UBS to buy EUR1.75 billion of its bonds back

By Rizza Sta. Ana

Dec 02, 2013 09:04 AM EST

Switzerland's largest bank UBS AG was set to acquire its outstanding bonds back worth up to EUR1.75 billion or USD2.4 billion as the bank intends to shrink its balance sheet and reduce interest costs. The bank's tender offer will be applicable to five subordinated bonds in currencies Swiss francs, euros or pounds and six senior unsecured bonds in in currencies Italian lira, pounds, francs or euros, said UB in an emailed statement sent today. The Zurich-based bank's cash offer will run until December 13.

Located in Basel and Zurich, UBS provides services in investment banking, asset management, and wealth management services for various institutional, private and corporate clients around the world. The bank was a product of a consolidation of Union Bank of Switzerland and Swiss Bank Corporation in 1998. UBS has USD1,705 billion in assets under management for 2013, which is a 9.7% from the year before, according to the Scorpio Partnership Global Private Banking Benchmark 2013.

Earlier this year, the bank purchased 14 senior unsecured bonds worth CHF5.1 billion or USD5.6 billion to reduce costs in funding.
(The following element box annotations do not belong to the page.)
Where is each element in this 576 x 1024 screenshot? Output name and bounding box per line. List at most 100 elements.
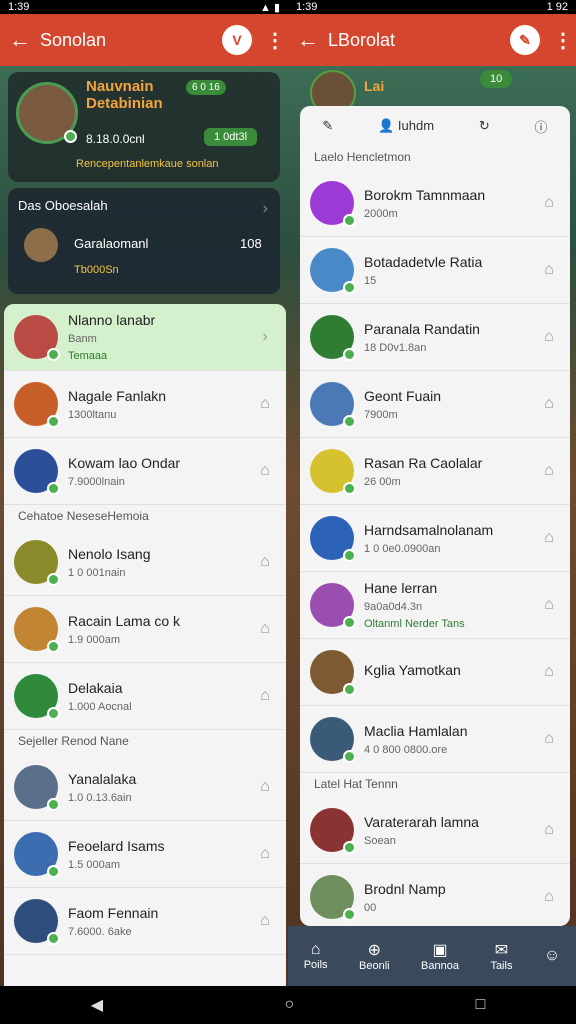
home-icon[interactable]: ⌂ <box>538 527 560 549</box>
contact-avatar[interactable] <box>14 607 60 653</box>
contact-avatar[interactable] <box>310 181 356 227</box>
list-item[interactable]: Nenolo Isang 1 0 001nain ⌂ <box>4 529 286 596</box>
list-item[interactable]: Varaterarah lamna Soean ⌂ <box>300 797 570 864</box>
home-icon[interactable]: ⌂ <box>538 259 560 281</box>
home-icon[interactable]: ⌂ <box>538 886 560 908</box>
contact-avatar[interactable] <box>14 765 60 811</box>
contact-avatar[interactable] <box>310 382 356 428</box>
home-icon[interactable]: ⌂ <box>538 594 560 616</box>
list-item[interactable]: Faom Fennain 7.6000. 6ake ⌂ <box>4 888 286 955</box>
list-item[interactable]: Brodnl Namp 00 ⌂ <box>300 864 570 926</box>
contact-avatar[interactable] <box>14 449 60 495</box>
left-contact-list: Nlanno lanabr Banm Temaaa › Nagale Fanlakn 13… <box>4 304 286 986</box>
online-badge-icon <box>47 640 60 653</box>
online-badge-icon <box>47 707 60 720</box>
nav-recents-icon[interactable]: □ <box>476 996 486 1014</box>
list-item[interactable]: Geont Fuain 7900m ⌂ <box>300 371 570 438</box>
group-card[interactable]: Das Oboesalah › Garalaomanl 108 Tb000Sn <box>8 188 280 294</box>
contact-info: Nagale Fanlakn 1300ltanu <box>68 388 254 421</box>
home-icon[interactable]: ⌂ <box>254 685 276 707</box>
contact-subtitle: 1300ltanu <box>68 408 117 421</box>
contact-avatar[interactable] <box>310 248 356 294</box>
home-icon[interactable]: ⌂ <box>254 460 276 482</box>
list-item[interactable]: Maclia Hamlalan 4 0 800 0800.ore ⌂ <box>300 706 570 773</box>
home-icon[interactable]: ⌂ <box>538 460 560 482</box>
online-badge-icon <box>47 415 60 428</box>
pen-icon[interactable]: ✎ <box>322 118 333 134</box>
nav-back-icon[interactable]: ◀ <box>91 995 103 1015</box>
online-badge-icon <box>343 908 356 921</box>
contact-avatar[interactable] <box>310 315 356 361</box>
contact-avatar[interactable] <box>310 516 356 562</box>
contact-name: Brodnl Namp <box>364 880 446 897</box>
info-icon[interactable]: ⓘ <box>535 117 548 136</box>
list-item[interactable]: Rasan Ra Caolalar 26 00m ⌂ <box>300 438 570 505</box>
list-item[interactable]: Paranala Randatin 18 D0v1.8an ⌂ <box>300 304 570 371</box>
profile-badge-button[interactable]: 1 0dt3l <box>204 128 258 146</box>
tab-item[interactable]: ✉ Tails <box>490 940 512 972</box>
contact-avatar[interactable] <box>14 382 60 428</box>
nav-home-icon[interactable]: ○ <box>284 996 294 1014</box>
list-item[interactable]: Harndsamalnolanam 1 0 0e0.0900an ⌂ <box>300 505 570 572</box>
home-icon[interactable]: ⌂ <box>254 393 276 415</box>
profile-avatar[interactable] <box>16 82 78 144</box>
contact-avatar[interactable] <box>310 717 356 763</box>
back-arrow-icon[interactable]: ← <box>288 27 328 53</box>
edit-action-icon[interactable]: ✎ <box>510 25 540 55</box>
list-item[interactable]: Racain Lama co k 1.9 000am ⌂ <box>4 596 286 663</box>
home-icon[interactable]: ⌂ <box>538 192 560 214</box>
list-item[interactable]: Hane lerran 9a0a0d4.3n Oltanml Nerder Tans… <box>300 572 570 639</box>
refresh-icon[interactable]: ↻ <box>479 118 490 134</box>
toolbar-label: Iuhdm <box>397 118 435 133</box>
home-icon[interactable]: ⌂ <box>538 728 560 750</box>
list-item[interactable]: Feoelard Isams 1.5 000am ⌂ <box>4 821 286 888</box>
home-icon[interactable]: ⌂ <box>538 326 560 348</box>
chevron-right-icon[interactable]: › <box>254 326 276 348</box>
contact-avatar[interactable] <box>310 808 356 854</box>
tab-item[interactable]: ▣ Bannoa <box>421 940 459 972</box>
list-item[interactable]: Borokm Tamnmaan 2000m ⌂ <box>300 170 570 237</box>
tab-item[interactable]: ⌂ Poils <box>304 941 328 971</box>
contact-avatar[interactable] <box>14 540 60 586</box>
back-arrow-icon[interactable]: ← <box>0 27 40 53</box>
contact-name: Faom Fennain <box>68 904 159 921</box>
tab-item[interactable]: ⊕ Beonli <box>359 940 390 972</box>
list-item[interactable]: Nlanno lanabr Banm Temaaa › <box>4 304 286 371</box>
contact-name: Nenolo Isang <box>68 545 151 562</box>
left-panel: Nauvnain Detabinian 6 0 16 8.18.0.0cnl 1… <box>0 66 288 986</box>
online-badge-icon <box>343 750 356 763</box>
home-icon[interactable]: ⌂ <box>254 910 276 932</box>
contact-name: Paranala Randatin <box>364 320 480 337</box>
home-icon[interactable]: ⌂ <box>538 819 560 841</box>
contact-subtitle: 2000m <box>364 207 398 220</box>
list-item[interactable]: Delakaia 1.000 Aocnal ⌂ <box>4 663 286 730</box>
contact-avatar[interactable] <box>310 583 356 629</box>
person-icon[interactable]: 👤 Iuhdm <box>378 118 434 134</box>
tab-label: Bannoa <box>421 960 459 972</box>
home-icon[interactable]: ⌂ <box>254 843 276 865</box>
contact-avatar[interactable] <box>310 875 356 921</box>
contact-avatar[interactable] <box>14 832 60 878</box>
home-icon[interactable]: ⌂ <box>254 551 276 573</box>
contact-avatar[interactable] <box>14 315 60 361</box>
right-score-pill[interactable]: 10 <box>480 70 513 88</box>
more-vert-icon[interactable]: ⋮ <box>262 28 288 53</box>
list-item[interactable]: Botadadetvle Ratia 15 ⌂ <box>300 237 570 304</box>
list-item[interactable]: Nagale Fanlakn 1300ltanu ⌂ <box>4 371 286 438</box>
contact-avatar[interactable] <box>310 650 356 696</box>
home-icon[interactable]: ⌂ <box>538 393 560 415</box>
list-item[interactable]: Kowam lao Ondar 7.9000lnain ⌂ <box>4 438 286 505</box>
more-vert-icon[interactable]: ⋮ <box>550 28 576 53</box>
list-item[interactable]: Yanalalaka 1.0 0.13.6ain ⌂ <box>4 754 286 821</box>
shield-action-icon[interactable]: V <box>222 25 252 55</box>
online-badge-icon <box>47 348 60 361</box>
points-pill[interactable]: 6 0 16 <box>186 80 226 95</box>
contact-avatar[interactable] <box>14 674 60 720</box>
tab-item[interactable]: ☺ <box>544 947 560 965</box>
home-icon[interactable]: ⌂ <box>538 661 560 683</box>
list-item[interactable]: Kglia Yamotkan ⌂ <box>300 639 570 706</box>
home-icon[interactable]: ⌂ <box>254 776 276 798</box>
contact-avatar[interactable] <box>14 899 60 945</box>
home-icon[interactable]: ⌂ <box>254 618 276 640</box>
contact-avatar[interactable] <box>310 449 356 495</box>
UBS said its buyback of its tier 2 capital bonds will not affect its capital according to Basel III rules.

"The transaction is consistent with our proactive approach to reducing our balance sheet and future interest expense while maintaining our strong liquidity, funding and capital position," UBS clarified in the statement.

According to UBS, it is expecting to incur a minimum loss from its bond buyback transaction, and will not have a significant effect on its common equity ratio. UBS also disclosed that the cost would be recovered by a reduction of its future interest expense. It will however, the bank said, lower its capital ratio by 0.2% to 0.5% as current rules will count the subordinated bonds towards its capital. UBS' current capital ratio as of the end of September was 21.8%.